After this, I uploaded an image of a cyber hacker which was downloaded from the google images (google search). The result immediately showed 216 results in 2.1 seconds.
4. The Harvester
The Harvester is a tool used in Linux and is built in Kali Linux which helps in the Open Source Intelligence to find the following:
- Email Address
- Pretty Good Privacy (PGP) key servers
The Harvester has been proved as a powerful tool and eases the process of the initial process of penetration testing. It has been created to be one of the effective, efficient and easy to use tool for the penetration testers. It is supported my many sources for data collection, nameservers, domains, subdomains, pretty good privacy hostnames etc.
We can see in the screenshots below the outlook of the tool the Harvester in Kali Linux. To run this tool, we need to run the command theHarvester in the terminal. As we hit enter, we can see that the tool is running. By typing theHarvester -help, it will provide us with the different options which can be used with this tool.
I used theHarvester to see hostnames, emails and the other subdomain names of the website Microsoft.com and used Bing as my search engine. We can see in the screenshot below little email address and the next screenshot we can see the subdomains gathered by the Harvester. It’s a must tool to if anyone want to learn about OSINT techniques in penetration testing.
Maltego is a built in open source intelligence tool marketed by Paterva in Kali Linux. Maltego has many built in transformations which helps in many critical open source intelligence investigations of different targets at multiple stages.
In order to use Maltego, we have to be registered on the product website that is Paterva website. The account can be created on any device, but it’s better to create where you will use the product.
Java is used to develop Maltego and gathers information from various sources providing graphical results to the user.
To run Maltego in Kali, either we can run it from the applications menu or we can write the command “maltego” in the terminal, it will open the software. Once Maltego is opened, we can see that there are plenty of options to use.
The most basic feature I used in Maltego was of Domain Mapping, I used the domain name of google.com. From the options table, I choose and dropped the name icon on the plain graph surface and wrote google.com in the domain name space and choose what transformation I want to run.
The structure generated by the transformation is very close to the structure of the entity relationship charts. We all can see the following:
- Domain Name System (DNS)
- Website host provider
- Location of the host
All this information is very helpful for the hacker in the initial steps of hacking.
6. Check Usernames
We know that it is a very hard and time consuming process to find the existence of a username without the help of an open source intelligence tool.
Hence, currently, check usernames is the best tool available to gather any username information without wasting any precious time.

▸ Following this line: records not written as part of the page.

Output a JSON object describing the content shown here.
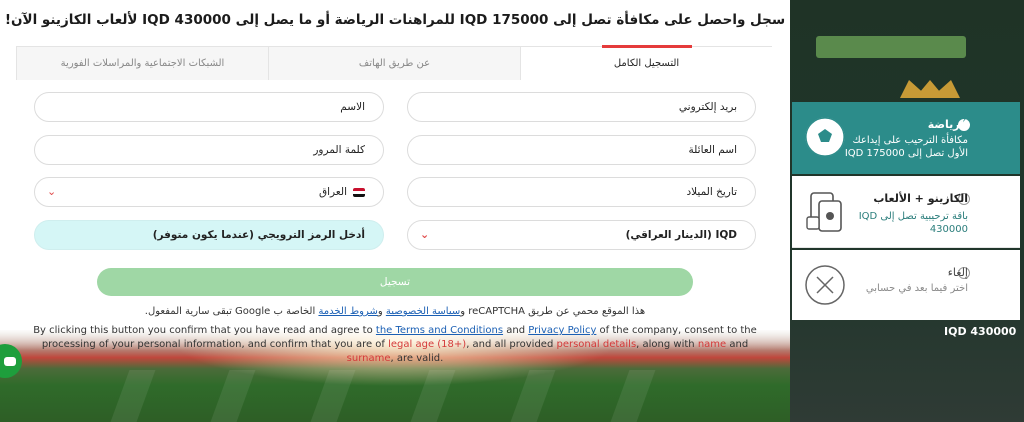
{
  "title": "سجل واحصل على مكافأة تصل إلى IQD 175000 للمراهنات الرياضة أو ما يصل إلى IQD 430000 لألعاب الكازينو الآن!",
  "tabs": [
    {
      "label": "التسجيل الكامل",
      "active": true
    },
    {
      "label": "عن طريق الهاتف",
      "active": false
    },
    {
      "label": "الشبكات الاجتماعية والمراسلات الفورية",
      "active": false
    }
  ],
  "form": {
    "email_placeholder": "بريد إلكتروني",
    "first_name_placeholder": "الاسم",
    "last_name_placeholder": "اسم العائلة",
    "password_placeholder": "كلمة المرور",
    "birthdate_placeholder": "تاريخ الميلاد",
    "country_value": "العراق",
    "currency_value": "IQD (الدينار العراقي)",
    "promo_placeholder": "أدخل الرمز الترويجي (عندما يكون متوفر)"
  },
  "register_label": "تسجيل",
  "legal_recaptcha": {
    "prefix": "هذا الموقع محمي عن طريق reCAPTCHA و",
    "privacy": "سياسة الخصوصية",
    "and": " و",
    "terms": "شروط الخدمة",
    "suffix": " الخاصة ب Google تبقى سارية المفعول."
  },
  "legal_en": {
    "p1": "By clicking this button you confirm that you have read and agree to ",
    "terms": "the Terms and Conditions",
    "p2": " and ",
    "privacy": "Privacy Policy",
    "p3": " of the company, consent to the processing of your personal information, and confirm that you are of ",
    "legal_age": "legal age (18+)",
    "p4": ", and all provided ",
    "personal_details": "personal details",
    "p5": ", along with ",
    "name": "name",
    "p6": " and ",
    "surname": "surname",
    "p7": ", are valid."
  },
  "bonuses": [
    {
      "name": "الرياضة",
      "desc": "مكافأة الترحيب على إيداعك الأول تصل إلى IQD 175000",
      "icon": "soccer-ball-icon",
      "selected": true
    },
    {
      "name": "الكازينو + الألعاب",
      "desc": "باقة ترحيبية تصل إلى IQD 430000",
      "icon": "casino-cards-icon",
      "selected": false
    },
    {
      "name": "إلغاء",
      "desc": "اختر فيما بعد في حسابي",
      "icon": "cancel-circle-icon",
      "selected": false
    }
  ],
  "background_amount": "IQD 430000",
  "colors": {
    "accent": "#e53b3b",
    "teal": "#2c8c8a",
    "register_button": "#9fd7a5",
    "promo_field": "#d5f6f6"
  }
}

The website will recursively search for the usernames from more the hundred and fifty websites at a given point of time. It will help us to determine our victim’s presence on the websites, hence we can start the penetration testing process without any delay.
We logged on the website by entering the domain name checkusernames.com. On the website, we can see the various names from which the website will map our query.
For testing, I entered the username swindle1234. We can see the information details gathered by the website that on what platforms the username is active and on what the username is available. We can start the hacking process for our target.
Penetration testing is one of the core services in the cybersecurity domain. Penetration testers have to work very hard to infiltrate the system and exploit the vulnerabilities. Open Source Intelligence plays a vital role in the collection of information.
With different tools and techniques, the tester can gather intelligence, without the help of these tools, it would have taken them a very long time and follow a tedious process to accomplish the task. The penetration testers now rely on OSINT as it a simplified process to collect the data.